Studying remotely through Bryn Mawr will enable most students to make the smoothest progress towards the degree. Your courses have been created with Bryn Mawr’s graduation requirements in mind. You can be certain which courses will count towards your major or towards general requirements like the Approaches, and you can be confident that your course will prepare you well for courses at the next level at the college. Your faculty have spent the summer creating hybrid and remote courses that will challenge you, engage you, and support your learning.
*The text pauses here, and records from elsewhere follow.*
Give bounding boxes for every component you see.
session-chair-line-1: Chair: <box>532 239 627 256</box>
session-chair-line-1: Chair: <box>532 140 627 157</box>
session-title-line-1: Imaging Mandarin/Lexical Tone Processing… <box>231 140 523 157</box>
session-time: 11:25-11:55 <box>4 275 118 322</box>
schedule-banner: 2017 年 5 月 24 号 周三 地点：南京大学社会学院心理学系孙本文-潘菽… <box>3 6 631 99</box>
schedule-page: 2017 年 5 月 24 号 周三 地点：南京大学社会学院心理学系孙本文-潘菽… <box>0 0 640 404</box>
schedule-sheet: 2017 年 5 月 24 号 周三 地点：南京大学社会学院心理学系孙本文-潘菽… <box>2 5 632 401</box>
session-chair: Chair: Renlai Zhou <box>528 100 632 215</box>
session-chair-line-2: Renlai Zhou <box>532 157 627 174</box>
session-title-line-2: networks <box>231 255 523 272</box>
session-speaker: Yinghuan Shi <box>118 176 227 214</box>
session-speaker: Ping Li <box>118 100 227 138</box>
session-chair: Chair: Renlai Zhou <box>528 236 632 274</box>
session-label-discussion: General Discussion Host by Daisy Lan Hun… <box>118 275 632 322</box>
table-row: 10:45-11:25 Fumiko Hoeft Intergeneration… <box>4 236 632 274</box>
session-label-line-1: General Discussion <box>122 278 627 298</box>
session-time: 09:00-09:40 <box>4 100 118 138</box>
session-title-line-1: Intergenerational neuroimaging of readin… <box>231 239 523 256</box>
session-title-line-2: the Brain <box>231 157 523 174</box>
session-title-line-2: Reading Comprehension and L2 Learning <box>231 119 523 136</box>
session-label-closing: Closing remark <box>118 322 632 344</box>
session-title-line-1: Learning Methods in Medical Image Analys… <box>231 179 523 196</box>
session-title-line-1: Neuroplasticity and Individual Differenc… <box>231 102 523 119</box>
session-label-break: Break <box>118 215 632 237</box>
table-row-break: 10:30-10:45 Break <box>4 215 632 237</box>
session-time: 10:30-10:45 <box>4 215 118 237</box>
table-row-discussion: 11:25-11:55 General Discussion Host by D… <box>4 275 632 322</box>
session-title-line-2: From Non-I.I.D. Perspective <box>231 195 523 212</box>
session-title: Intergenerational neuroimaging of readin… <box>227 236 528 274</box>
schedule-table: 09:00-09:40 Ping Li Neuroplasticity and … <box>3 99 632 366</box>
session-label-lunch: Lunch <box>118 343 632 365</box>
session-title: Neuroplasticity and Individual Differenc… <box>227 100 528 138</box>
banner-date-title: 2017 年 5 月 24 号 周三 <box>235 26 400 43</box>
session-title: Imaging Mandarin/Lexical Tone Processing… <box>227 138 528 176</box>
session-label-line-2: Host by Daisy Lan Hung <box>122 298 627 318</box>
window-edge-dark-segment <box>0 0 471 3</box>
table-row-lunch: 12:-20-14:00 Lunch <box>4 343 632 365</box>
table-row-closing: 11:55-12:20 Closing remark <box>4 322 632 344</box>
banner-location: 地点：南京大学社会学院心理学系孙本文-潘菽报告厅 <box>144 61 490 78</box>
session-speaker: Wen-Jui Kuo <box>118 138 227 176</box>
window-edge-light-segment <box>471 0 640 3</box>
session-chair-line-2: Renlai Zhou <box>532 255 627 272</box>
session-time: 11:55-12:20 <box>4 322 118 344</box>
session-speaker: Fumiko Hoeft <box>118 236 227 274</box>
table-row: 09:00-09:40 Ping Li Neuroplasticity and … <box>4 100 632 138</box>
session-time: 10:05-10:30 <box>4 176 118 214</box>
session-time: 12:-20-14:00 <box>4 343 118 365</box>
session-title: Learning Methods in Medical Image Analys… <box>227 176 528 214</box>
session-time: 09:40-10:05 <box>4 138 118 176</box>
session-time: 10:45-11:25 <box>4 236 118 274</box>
And the College has created a schedule that mitigates the challenges of the different time zones.
That said, we recognize that some international students may face unique challenges with connectivity, time zones, software, or course availability that make it difficult for them to progress towards the degree through remote learning at Bryn Mawr. For these students, we have received permission to make an exception to our leave of absence policy to allow them to take a personal leave from Bryn Mawr, enroll this fall as a guest at a college in their home country, and transfer back up to four courses rather than the usual one or two. Students who want to explore this option should follow our usual transfer credit policies (https://www.brynmawr.edu/registrar/transfer-credit-policy) and consult their deans and major advisors for guidance about which courses might transfer back towards which requirements.
In either situation, please consult the International Student FAQs.